I feel like you can try to look for an alternative seller nearby, why does it need to be from Indonesia?
We brought in only documented cultured coral from Indo and fragged it further. That was our customers requirement, nothing wild imported and then chopped up. It was all soft coral and obvious it was grown on concrete plugs, not cut, glued and shipped. That supply has not been replaced by other sources.
The ban costs us about 20k/month in gross.
An LFS told me that it is quite common that Indonesian "coral farms" would harvest frags from wild corals, glue them to concrete plugs, "culture" them just long enough to encrust, and then ship them....
do you seriously think they have so many mother colonies that they can cut thousands of frags from them to satisfy the worldwide demand?
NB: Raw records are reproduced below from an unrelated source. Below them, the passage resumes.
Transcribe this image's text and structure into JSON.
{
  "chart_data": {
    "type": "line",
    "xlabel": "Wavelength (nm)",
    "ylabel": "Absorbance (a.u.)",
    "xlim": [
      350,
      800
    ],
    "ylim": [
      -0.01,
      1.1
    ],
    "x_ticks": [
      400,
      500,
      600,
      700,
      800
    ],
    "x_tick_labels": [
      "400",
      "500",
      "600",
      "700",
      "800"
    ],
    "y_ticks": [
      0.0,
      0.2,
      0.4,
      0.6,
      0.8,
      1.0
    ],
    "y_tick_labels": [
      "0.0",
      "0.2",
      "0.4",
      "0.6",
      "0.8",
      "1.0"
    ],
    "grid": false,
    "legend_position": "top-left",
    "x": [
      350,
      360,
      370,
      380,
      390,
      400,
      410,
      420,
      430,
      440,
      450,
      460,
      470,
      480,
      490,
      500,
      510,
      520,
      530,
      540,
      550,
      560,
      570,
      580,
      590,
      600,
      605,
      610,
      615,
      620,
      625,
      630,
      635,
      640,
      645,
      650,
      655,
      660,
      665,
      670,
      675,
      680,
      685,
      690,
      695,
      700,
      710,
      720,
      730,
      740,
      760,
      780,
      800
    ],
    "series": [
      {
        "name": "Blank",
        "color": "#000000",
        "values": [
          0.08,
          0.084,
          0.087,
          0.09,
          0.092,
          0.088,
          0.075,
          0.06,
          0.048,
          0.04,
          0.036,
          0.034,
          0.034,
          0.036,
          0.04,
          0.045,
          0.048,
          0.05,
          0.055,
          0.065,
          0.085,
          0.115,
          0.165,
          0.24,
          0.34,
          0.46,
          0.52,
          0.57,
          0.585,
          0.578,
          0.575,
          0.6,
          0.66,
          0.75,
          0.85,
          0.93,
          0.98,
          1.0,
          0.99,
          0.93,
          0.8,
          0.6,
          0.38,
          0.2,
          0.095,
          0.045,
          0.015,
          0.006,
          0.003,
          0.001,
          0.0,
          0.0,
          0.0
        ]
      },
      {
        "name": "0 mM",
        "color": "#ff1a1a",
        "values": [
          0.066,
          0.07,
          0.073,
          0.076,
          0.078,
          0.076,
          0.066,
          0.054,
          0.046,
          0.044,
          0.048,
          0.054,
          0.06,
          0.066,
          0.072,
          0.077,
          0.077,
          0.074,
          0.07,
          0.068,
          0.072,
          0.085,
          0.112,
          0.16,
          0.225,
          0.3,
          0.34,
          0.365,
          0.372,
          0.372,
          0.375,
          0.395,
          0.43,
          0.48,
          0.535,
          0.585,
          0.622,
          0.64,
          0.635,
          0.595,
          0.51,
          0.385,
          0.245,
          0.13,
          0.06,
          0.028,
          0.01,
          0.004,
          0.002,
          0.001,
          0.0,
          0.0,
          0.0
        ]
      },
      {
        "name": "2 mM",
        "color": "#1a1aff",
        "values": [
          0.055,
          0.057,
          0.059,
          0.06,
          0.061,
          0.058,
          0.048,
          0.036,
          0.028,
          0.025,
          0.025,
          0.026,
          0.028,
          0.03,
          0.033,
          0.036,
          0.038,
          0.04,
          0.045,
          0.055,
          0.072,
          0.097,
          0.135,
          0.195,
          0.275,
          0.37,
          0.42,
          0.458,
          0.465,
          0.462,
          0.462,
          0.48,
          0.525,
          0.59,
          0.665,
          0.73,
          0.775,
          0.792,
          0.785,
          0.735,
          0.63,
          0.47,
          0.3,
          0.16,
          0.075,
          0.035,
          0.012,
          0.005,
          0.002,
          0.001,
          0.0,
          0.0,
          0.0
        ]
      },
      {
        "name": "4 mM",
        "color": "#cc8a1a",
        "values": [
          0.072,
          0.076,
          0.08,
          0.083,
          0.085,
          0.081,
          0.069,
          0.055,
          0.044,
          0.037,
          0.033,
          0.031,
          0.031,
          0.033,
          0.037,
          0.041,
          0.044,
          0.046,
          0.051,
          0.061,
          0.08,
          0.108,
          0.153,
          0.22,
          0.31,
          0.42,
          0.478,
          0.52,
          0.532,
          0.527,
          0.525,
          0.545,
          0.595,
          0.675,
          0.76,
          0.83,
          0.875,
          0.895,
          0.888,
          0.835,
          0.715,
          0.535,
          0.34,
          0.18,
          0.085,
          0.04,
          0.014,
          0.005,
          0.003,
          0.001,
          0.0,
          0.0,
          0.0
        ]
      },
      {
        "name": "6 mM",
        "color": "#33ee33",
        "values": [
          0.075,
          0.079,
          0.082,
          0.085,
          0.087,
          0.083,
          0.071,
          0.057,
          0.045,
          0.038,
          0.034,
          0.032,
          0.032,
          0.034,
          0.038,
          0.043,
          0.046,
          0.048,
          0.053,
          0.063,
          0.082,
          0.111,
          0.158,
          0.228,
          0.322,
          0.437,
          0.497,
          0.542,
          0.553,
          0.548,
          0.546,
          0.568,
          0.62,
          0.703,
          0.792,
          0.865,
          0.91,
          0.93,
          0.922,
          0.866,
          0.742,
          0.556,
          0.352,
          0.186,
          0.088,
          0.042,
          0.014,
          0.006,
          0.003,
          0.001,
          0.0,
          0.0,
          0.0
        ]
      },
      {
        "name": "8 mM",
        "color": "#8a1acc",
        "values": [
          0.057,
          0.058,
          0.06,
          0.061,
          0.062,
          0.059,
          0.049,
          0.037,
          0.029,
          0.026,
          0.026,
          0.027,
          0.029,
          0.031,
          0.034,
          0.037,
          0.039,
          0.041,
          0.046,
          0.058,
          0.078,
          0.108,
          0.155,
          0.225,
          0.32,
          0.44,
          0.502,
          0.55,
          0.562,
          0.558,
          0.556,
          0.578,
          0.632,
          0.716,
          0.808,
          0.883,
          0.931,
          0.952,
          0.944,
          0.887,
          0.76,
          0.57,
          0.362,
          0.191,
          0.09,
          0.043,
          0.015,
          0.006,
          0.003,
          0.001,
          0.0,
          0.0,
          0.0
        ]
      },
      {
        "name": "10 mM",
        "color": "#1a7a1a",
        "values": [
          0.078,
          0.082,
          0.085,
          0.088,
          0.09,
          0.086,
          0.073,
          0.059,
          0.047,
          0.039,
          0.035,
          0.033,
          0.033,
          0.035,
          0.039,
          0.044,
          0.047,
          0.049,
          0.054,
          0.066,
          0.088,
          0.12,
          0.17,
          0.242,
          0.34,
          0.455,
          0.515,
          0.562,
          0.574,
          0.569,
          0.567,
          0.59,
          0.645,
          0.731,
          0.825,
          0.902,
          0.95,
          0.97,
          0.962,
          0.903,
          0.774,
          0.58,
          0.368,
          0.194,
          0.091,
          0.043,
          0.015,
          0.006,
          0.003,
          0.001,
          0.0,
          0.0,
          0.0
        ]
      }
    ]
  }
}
Sorry, but if you see the farms in Indonesia you would not make this statement. They literally have tens of thousands of mini-colonies, just about twice to three times the size of an average Indo frag. Those get split regularly, a few go into sale, the others into growout. That is actually cheaper and less labor intensive than clipping small pieces from large wild colonies. Even with labor as cheap as in Indonesia, it all boils down to the question how can you mass produce frags with the least amount of work.
Interesting. Some local collectors (not all) are doing the same thing. Don't think they're marketing them as aquacultured per se but when you see an acro frag on a plug it's easy to make that assumption I guess.